A Syauli Bazar, la Guest House est très accueillante, au bord de la rivière. Le jardin est très coquet avec de jolis parterres de fleurs, des tables et des fauteuils dehors qui inviteraient à la détente sil ne pleuvait pas. On dîne d'une sorte de crique de pommes de terre et d'un excellent dhaal bhaat, servi avec une sorte d’épinards/blettes locales légèrement acidulées, un carry de chou-fleur et pommes de terre bien épicé, des haricots rouges, de délicieux pickles et un dhaal de lentilles bien parfumé au gingembre. Les maisons sont en pierre ici et non en bois comme dans les villages précédents. Les toits sont couverts d’ardoises qui luisent au soleil. Il suffit de s’éloigner de la route principale du trek qui ne comporte que des guest houses pour rencontrer la vie classique du village. Chacun s’attèle à sa besogne : s’occuper des champs, couper et porter du bois, laver le linge, refaire les marches d'ardoise du chemin, couper à la serpette les bambous qui seront tressés pour en faire un doko, ce panier traditionnel porté sur le dos. Ce sont les femmes qui travaillent dans les potagers. Elles portent souvent un grand foulard en laine rouge noué à l’arrière de la tête et de nombreux bijoux d'oreilles et de nez, avec le tilak hindou, le point rouge au milieu du front.

 

C'est donc notre dernière nuit dans les montagnes... Dans le hameau précédent, nous avons eu la surprise de croiser un bus, et ce retour aux voies de communication de la civilisation nous a surpris et décontenancés... On se rend compte qu'en peu de temps, on s'est bien coupé de ce qui fait le quotidien dans une petite bourgade, avec toutes les facilités... dont internet... A aucun moment, les enfants n'ont réclamé plus de confort, rechigné à boire l'eau de la rivière, ou rouspété pour aller aux toilettes alors que ce ne sont que des trous creusés dans la terre, à l'écart de la maison... Comme chaque fois que nous avons eu l'opportunité de marcher, nous savons que ces moments privilégiés entre nous et chacun avec soi-même, opèrent de profondes transformations en nous, que l'expérience de cette sorte de dématérialisation de la vie, de retour aux fondamentaux ne laisse pas indemne, et cette proximité avec une nature démesurée,  même à peine entr'aperçue,  bouleverse... C'est la première fois que nous faisons un trek itinérant avec les enfants, et ça change tout, de ne pas revenir dormir chaque soir au même endroit, de porter son matériel... Ils y ont pris goût...

 

Demain soir, nous serons à Pokhara, mais il nous reste encore une chance, au petit matin, d'avoir le bonheur d'admirer le Machapuchare...

Écrire commentaire

Commentaires: 2
  • #1

    mili (mardi, 13 septembre 2016 11:49)

    On est déçus, émus, bouleversés avec vous.
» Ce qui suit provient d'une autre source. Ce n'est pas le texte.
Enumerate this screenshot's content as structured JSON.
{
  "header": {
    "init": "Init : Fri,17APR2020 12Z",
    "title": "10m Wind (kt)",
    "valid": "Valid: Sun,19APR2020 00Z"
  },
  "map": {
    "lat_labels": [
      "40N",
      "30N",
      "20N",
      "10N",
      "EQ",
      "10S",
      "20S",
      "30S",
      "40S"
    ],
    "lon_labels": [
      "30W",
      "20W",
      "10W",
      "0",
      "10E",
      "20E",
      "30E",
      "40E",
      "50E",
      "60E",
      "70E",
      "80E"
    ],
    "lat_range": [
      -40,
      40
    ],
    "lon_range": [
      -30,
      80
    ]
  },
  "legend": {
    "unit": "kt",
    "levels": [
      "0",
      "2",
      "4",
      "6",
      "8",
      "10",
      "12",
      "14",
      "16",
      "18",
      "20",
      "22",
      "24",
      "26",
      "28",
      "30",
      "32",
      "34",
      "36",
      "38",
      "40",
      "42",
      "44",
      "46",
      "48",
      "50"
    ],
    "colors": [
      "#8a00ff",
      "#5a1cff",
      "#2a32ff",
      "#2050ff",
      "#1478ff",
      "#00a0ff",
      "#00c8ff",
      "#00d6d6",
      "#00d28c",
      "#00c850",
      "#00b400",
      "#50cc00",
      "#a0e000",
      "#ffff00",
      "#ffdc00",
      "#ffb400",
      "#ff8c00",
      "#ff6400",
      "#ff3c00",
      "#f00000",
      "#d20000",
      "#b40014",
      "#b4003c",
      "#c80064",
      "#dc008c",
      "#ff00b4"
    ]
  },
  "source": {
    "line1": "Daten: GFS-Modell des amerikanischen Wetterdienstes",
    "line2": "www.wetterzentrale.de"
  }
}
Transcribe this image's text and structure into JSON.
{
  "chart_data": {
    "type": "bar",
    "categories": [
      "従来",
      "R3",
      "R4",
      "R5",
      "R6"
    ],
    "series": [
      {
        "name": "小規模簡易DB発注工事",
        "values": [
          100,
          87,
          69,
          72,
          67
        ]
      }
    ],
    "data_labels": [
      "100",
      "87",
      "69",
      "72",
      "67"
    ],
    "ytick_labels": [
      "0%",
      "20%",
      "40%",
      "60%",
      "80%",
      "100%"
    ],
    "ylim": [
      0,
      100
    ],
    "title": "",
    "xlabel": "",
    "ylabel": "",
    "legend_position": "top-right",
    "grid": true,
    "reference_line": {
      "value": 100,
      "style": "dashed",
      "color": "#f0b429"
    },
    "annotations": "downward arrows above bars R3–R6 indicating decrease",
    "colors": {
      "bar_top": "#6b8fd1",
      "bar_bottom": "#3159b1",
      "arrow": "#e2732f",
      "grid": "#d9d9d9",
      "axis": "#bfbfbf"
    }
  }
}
Et fiers et admiratifs de nos petits, de leur enthousiasme ,courage et ténacité.
    De gros calins à Arthur pour le consoler des sangsues (mais ça n'évite pas de désinfecter!) et gros baisers à tous

  • #2

    Mamou (mardi, 13 septembre 2016 12:28)

    Nous sommes comme Mili et admiratifs de nos petits enfants;
    Arthur gardera un souvenir de ces horribles sangsues qui'il haissait avec une photo (si vous avez)
    Peut-être que demain matin sera le bon moment pour voir une dernière fois le Machapucharé.